Lo Spirito riceve due nomi. È chiamato Consolatore (Paraclito) e Spirito della verità. Sono le due funzioni che egli esercita nei credenti.
Consolatore non è una buona traduzione del grecoparákletos. Paraclito è un termine preso dal linguaggio forense e indica colui che è chiamato accanto.
Anticamente non c’era l’istituzione degli avvocati; ogni imputato doveva difendersi da solo, cercando di portare testimoni che lo scagionassero dalle accuse.
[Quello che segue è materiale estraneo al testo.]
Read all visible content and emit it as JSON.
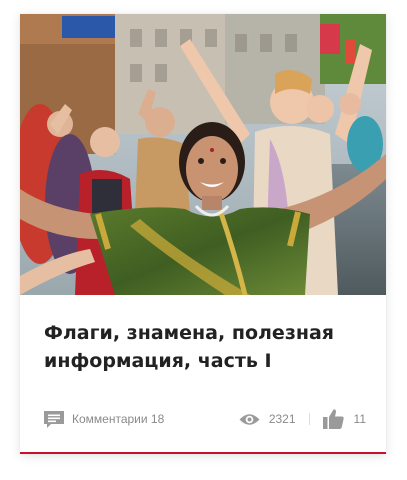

Accadeva a volte che qualcuno, pur non essendo colpevole, non riuscisse a provare la propria innocenza oppure che, pur avendo commesso il crimine, meritasse il perdono. Per costui rimaneva un’ultima speranza: che in mezzo all’assemblea ci fosse un uomo onorato da tutti per la sua integrità morale e che questa persona irreprensibile, senza pronunciare alcuna parola, si alzasse e andasse a porsi al suo al fianco. Questo gesto equivaleva ad un’assoluzione. Nessuno più avrebbe osato chiedere la condanna. Questo “difensore” era chiamato... “paraclito”, cioè, “colui che è chiamato a fianco di chi si trova in difficoltà”.
Il senso di questo primo titolo è dunque quello di protettore, soccorritore, difensore.
Gesù promette ai discepoli un altro paraclito, perché ne hanno già uno, egli stesso, come spiega Giovanni nella sua prima lettera: “Figlioli miei, vi scrivo queste cose perché non pecchiate; ma se qualcuno ha peccato, abbiamo un paraclito presso il Padre: Gesù Cristo giusto” (1 Gv 2,1).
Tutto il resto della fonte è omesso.